No se trata de decir más sino de decirlo mejor. Juan Ramón Jiménez trascendentalizaba su texto cortando y puliendo, una y otra vez, afinando, más que ampliando. Y así se pasó corrigiendo sus versos hasta el mismo final de sus días: el resultado es Leyenda, su decir definitivo. Y Borges hacia lo mismo, pero empleando otra estrategia, modificando y explicando las razones varias por las cuales tal texto había sido escrito. El porteño es un maestro de la contextualización incesante, hasta el punto de que siendo su mejor exégeta, sus comentarios sobre sus propios textos, al extrañarse de los mismos, producen un efecto de distanciamiento, como si estos últimos hubieran sido escritos por otra persona, o como si hubieran sido escritos desde siempre, a modo de palabra sagrada. Así, ambos afirmaban su objetivo de alcanzar la verdad del escritor antes de morir. Y ambos profesaron la misma creencia de que un escritor de verdad, no un cuentahílos o un pájaro de esos que pían cuando les echan alpiste en el comedero, en realidad tiene en su vida apenas unas cuantas revelaciones, unas cuantas ideas o hipótesis con las que tejer su vida literaria. Lo demás es, con perdón, aburrir a las ovejas.

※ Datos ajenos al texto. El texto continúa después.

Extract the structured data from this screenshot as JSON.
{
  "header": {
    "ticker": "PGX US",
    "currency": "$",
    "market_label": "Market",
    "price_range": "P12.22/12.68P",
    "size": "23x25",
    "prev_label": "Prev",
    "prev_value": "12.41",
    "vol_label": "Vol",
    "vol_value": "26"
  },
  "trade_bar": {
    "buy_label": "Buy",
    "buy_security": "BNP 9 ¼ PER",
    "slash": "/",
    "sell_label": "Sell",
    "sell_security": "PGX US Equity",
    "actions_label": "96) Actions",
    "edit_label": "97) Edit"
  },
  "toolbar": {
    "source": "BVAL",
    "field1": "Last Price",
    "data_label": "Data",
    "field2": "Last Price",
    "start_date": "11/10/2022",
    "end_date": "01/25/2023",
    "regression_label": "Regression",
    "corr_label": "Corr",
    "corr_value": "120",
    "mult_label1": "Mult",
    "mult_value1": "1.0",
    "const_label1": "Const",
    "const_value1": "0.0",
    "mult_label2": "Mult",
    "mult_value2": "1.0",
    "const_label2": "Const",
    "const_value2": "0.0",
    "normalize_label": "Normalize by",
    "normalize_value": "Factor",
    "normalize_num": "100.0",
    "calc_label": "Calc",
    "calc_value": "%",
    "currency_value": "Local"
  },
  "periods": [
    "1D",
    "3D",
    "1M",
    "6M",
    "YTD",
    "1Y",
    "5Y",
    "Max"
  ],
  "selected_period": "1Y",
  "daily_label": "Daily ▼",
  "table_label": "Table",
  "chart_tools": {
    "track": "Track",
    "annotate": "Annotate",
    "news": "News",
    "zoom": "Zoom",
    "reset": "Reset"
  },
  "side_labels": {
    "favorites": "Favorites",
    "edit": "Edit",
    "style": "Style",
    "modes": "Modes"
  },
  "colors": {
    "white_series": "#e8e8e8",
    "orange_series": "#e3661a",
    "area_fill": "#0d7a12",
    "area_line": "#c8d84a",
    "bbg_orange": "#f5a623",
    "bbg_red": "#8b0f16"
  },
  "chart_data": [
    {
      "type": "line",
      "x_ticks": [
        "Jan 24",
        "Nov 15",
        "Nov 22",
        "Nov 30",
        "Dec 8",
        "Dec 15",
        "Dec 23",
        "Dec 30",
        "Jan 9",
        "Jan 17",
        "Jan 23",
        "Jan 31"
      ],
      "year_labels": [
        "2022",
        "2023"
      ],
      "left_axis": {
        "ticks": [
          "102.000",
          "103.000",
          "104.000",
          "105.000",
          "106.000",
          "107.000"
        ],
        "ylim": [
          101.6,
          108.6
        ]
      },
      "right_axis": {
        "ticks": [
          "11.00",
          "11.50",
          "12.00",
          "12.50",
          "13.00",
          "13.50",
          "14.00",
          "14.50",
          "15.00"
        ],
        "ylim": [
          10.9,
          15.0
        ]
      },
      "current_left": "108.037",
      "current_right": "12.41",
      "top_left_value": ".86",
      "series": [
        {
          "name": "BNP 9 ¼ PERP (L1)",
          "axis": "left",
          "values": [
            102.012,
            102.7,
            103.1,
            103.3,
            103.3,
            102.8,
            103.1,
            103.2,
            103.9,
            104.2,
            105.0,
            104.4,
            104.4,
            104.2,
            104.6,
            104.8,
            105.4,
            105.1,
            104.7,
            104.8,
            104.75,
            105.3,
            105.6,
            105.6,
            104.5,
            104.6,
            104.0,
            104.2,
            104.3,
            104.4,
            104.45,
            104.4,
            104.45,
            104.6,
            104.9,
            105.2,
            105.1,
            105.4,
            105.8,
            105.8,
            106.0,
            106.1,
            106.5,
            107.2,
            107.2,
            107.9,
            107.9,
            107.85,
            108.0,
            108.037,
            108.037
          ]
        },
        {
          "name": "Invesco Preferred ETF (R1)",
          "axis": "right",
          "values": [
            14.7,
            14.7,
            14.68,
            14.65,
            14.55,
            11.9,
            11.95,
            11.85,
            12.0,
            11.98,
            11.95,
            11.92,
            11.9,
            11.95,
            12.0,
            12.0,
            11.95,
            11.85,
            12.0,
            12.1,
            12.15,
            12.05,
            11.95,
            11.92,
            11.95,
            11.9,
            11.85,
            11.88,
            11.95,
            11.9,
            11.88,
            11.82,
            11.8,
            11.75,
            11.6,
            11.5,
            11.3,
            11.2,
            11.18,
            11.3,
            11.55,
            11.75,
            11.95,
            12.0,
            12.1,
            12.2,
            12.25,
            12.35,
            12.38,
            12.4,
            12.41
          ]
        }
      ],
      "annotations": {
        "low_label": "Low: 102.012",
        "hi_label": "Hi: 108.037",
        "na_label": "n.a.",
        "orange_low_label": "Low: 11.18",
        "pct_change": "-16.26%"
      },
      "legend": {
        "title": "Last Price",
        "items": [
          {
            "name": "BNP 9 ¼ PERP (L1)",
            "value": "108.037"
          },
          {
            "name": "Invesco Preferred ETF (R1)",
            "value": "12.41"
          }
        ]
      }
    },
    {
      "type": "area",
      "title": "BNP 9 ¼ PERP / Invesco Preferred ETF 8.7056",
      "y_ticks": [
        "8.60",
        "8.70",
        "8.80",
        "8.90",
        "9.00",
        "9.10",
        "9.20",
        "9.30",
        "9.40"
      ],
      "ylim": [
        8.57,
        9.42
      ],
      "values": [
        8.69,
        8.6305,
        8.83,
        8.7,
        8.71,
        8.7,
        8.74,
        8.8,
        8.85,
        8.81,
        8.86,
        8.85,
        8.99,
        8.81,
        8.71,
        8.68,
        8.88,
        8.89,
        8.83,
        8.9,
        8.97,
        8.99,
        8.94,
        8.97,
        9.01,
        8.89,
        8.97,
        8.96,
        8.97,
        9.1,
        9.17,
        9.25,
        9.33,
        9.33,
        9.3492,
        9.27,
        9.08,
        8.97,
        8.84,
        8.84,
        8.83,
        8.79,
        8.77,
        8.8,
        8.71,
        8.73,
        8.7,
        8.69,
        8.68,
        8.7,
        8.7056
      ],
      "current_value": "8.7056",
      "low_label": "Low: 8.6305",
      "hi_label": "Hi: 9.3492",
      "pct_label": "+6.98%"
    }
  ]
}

Yo creo mucho en esto que digo de los maestros citados. Y en mi caso puedo decir que muy pronto adquirí conciencia de lo que quería decir, cuando desde luego no tenía herramientas o conocimientos para decirlo. Pero la intuición, ya estaba, en la nuez. Tal vez a los catorce años o a los quince años, tuve la primera de estas. Mi vida como escritor ha sido tratar de volver a recuperar ese momento de iniciación a la vida y a la literatura: a mi religión y a mi deber en el mundo, aunque parezca pretencioso o irreal expresarlo así. Pero en ello no hay ni había mentira. Tal vez no he conseguido nada, no lo sé. Pero desde luego sigo siendo fiel al primer mensaje recibido. E intuyo que a muchas personas les sucede lo mismo, escriban o no escriban.


Pasaron después los años. Y yo recuerdo muy bien, todavía hoy, cuando cumplí los treinta. Me quedé anonadado. Me parecía una edad del todo inconcebible. Una cifra increíble que nunca hubiera imaginado alcanzar en la larga y maravillosa nube de la infancia y la juventud, pues, mientras estas duraron y se sucedieron de manera natural, llegar a los treinta me parecía que establecía un antes y un después de las cosas y de uno mismo. ¿Y qué decir ahora?, más veinte años después de aquel sucedido…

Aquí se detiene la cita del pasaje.